Mais ainda: para termos uma ideia do tamanho de nossa inovação no setor, basta nos compararmos ao programa americano de etanol a partir do milho. Pode-se afirmar que o balanço de energia para converter milho em etanol é negativo. Isto é, para cada 1 kcal de energia fornecida pelo etanol, 29% mais energia fóssil são usadas para produzir o etanol (1,29 : 1). Enquanto o balanço de energia para converter cana-de-açúcar em etanol é positivo (1 : 3,24). Além disso, três vezes mais etanol é produzido por unidade de área com cana-de-açúcar do que com milho.
Atualmente estão em fase de pesquisa nas universidades brasileiras tecnologias para a produção do chamado etanol de segunda geração, obtido a partir da hidrólise da lignocelulose do bagaço de cana-de-açúcar ou de qualquer outro resíduo agroindustrial que seja fonte de celulose, como, por exemplo, a torta de mamona, resíduo da produção do biodiesel de mamona. A Embrapa estima que o aproveitamento do bagaço excedente e parte das palhas e das pontas da cana-de-açúcar elevem a produção de etanol em 30% a 40% da atual, sem que haja necessidade de aumentar a área plantada. O balanço energético do etanol celulósico mostra que 10 unidades de energia são produzidas por unidade de combustível fóssil utilizada para sua produção, sem falar na redução extra de emissões de gases de efeito estufa obtida com a segunda geração.

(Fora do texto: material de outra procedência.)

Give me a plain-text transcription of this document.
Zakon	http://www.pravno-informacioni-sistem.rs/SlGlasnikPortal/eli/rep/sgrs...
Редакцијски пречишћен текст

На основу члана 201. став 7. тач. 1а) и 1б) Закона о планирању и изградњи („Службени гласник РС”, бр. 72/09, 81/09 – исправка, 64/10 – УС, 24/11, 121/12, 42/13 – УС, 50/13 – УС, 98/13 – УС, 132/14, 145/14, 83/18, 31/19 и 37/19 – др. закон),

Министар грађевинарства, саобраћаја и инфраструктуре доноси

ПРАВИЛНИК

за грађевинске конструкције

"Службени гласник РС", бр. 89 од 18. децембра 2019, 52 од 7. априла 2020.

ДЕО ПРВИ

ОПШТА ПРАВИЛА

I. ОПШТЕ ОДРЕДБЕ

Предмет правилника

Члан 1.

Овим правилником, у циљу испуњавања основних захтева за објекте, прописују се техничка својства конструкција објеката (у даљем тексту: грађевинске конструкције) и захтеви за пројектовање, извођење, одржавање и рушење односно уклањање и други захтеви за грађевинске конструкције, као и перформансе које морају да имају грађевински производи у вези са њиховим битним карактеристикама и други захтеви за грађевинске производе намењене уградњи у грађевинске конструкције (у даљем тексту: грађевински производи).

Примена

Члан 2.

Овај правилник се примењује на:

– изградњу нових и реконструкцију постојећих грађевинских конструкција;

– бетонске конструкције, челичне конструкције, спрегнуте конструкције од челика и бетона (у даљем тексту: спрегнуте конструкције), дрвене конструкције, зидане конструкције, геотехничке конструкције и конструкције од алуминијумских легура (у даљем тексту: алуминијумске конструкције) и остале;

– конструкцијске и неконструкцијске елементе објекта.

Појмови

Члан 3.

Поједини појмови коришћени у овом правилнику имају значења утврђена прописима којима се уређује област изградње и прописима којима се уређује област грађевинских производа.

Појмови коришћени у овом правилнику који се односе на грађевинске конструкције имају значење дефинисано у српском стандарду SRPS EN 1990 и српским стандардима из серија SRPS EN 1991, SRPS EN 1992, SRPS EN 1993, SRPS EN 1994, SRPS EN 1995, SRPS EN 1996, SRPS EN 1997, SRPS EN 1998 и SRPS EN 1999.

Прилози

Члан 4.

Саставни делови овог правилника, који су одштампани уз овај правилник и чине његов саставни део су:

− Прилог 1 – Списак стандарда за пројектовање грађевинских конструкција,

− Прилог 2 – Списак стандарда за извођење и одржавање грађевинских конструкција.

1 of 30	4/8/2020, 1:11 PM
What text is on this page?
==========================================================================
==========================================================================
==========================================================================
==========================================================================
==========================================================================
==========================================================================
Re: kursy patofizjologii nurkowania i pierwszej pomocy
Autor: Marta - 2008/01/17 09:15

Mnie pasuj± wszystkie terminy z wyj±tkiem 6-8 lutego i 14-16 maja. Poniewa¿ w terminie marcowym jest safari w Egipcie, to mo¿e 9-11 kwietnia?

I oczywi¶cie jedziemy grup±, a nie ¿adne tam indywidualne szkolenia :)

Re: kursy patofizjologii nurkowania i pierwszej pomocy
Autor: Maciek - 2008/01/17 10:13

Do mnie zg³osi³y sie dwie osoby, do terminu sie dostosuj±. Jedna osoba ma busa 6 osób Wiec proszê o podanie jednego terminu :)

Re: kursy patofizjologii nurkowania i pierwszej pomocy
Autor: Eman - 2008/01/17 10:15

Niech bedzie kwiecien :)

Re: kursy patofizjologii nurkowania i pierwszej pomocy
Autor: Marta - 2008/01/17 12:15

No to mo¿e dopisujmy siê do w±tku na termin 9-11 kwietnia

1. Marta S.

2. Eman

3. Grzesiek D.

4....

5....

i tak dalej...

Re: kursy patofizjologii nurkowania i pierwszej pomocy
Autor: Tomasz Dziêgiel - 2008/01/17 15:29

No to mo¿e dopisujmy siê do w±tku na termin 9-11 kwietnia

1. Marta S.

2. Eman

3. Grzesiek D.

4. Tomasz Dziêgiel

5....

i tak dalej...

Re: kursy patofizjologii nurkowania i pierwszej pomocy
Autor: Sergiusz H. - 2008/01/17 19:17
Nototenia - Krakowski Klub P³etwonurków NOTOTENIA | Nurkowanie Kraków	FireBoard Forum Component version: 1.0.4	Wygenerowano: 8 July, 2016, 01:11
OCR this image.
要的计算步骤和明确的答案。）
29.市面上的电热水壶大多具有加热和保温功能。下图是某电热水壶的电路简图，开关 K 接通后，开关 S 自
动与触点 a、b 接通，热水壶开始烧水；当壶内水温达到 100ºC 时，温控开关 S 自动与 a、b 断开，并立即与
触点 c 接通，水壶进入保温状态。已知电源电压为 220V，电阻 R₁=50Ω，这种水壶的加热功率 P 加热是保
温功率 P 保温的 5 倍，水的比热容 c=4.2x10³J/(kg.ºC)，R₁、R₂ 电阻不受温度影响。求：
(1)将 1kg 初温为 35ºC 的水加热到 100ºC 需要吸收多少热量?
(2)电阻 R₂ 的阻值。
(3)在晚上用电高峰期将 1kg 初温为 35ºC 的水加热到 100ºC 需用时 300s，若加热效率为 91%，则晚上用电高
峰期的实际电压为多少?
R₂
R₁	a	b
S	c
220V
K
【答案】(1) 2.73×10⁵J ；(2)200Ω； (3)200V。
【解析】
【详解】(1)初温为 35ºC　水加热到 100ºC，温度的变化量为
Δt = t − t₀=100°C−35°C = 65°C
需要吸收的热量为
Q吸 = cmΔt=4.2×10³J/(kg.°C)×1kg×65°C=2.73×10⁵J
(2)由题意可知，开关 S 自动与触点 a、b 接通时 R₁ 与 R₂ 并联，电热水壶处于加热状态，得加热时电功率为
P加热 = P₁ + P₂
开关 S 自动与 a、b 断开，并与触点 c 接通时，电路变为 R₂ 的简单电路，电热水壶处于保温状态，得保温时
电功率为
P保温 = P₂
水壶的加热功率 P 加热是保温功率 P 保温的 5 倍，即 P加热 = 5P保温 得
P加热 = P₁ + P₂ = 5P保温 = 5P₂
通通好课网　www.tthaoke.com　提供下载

Há também, já em avançada experimentação, os casos de gasolina ou diesel produzidos a partir de cana-de-açúcar. O processo de produção de hidrocarbonetos é baseado na conversão dos açúcares presentes na biomassa, produzindo a chamada “gasolina verde”, que estará disponível no mercado em até sete anos. O processo, inicialmente desenvolvido nos EUA, consiste em submeter uma pasta aquosa de açúcares e carboidratos vegetais a catalisadores, que aceleram a reação. Com isso, as moléculas são separadas em componentes que se recombinam para formar as mesmas substâncias que compõem o óleo diesel e a gasolina obtidos através do processamento do petróleo cru nas refinarias. No Brasil, a Amrys, empresa instalada em Campinas, está também desenvolvendo pesquisas com esse objetivo.
O uso de enzimas, por um lado, permite um processo mais seletivo, dirigido a um tipo específico de moléculas, caso da produção tradicional de etanol. Os catalisadores, por outro, podem operar em altas temperaturas, o que normalmente destruiria as enzimas. As altas temperaturas permitem que as reações sejam milhares de vezes mais velozes. Além disso, a produção de hidrocarbonetos a partir de matérias-primas vegetais acaba sendo mais eficiente que a de etanol, porque este último precisa ser separado por destilação, processo que requer grandes quantidades de energia, enquanto o óleo diesel e a gasolina se separam automaticamente da água. A intenção não é substituir o etanol por hidrocarbonetos verdes, mas sim complementar a produção e a utilização de combustíveis renováveis.
O álcool ofereceu significativos benefícios econômicos e ambientais à sociedade brasileira. Estima-se que mais de 1,2 milhão de pessoas estejam formalmente empregadas na cultura da cana-de-açúcar e na produção de etanol. O setor sucroalcooleiro gera, anualmente, uma renda de mais de U$ 28 bilhões, incluídos neste total tributos de mais de 7 bilhões (UNICA, 2010). Em 2009, a produção nacional de etanol foi equivalente a 26 bilhões de litros e o Brasil foi o segundo produtor mundial, ficando atrás apenas dos Estados Unidos. As vendas do produto superaram as de gasolina durante todo o ano, em virtude do crescimento da frota de veículos flex fuel, assegurando ao consumidor a oportunidade de escolha para abastecer seu carro.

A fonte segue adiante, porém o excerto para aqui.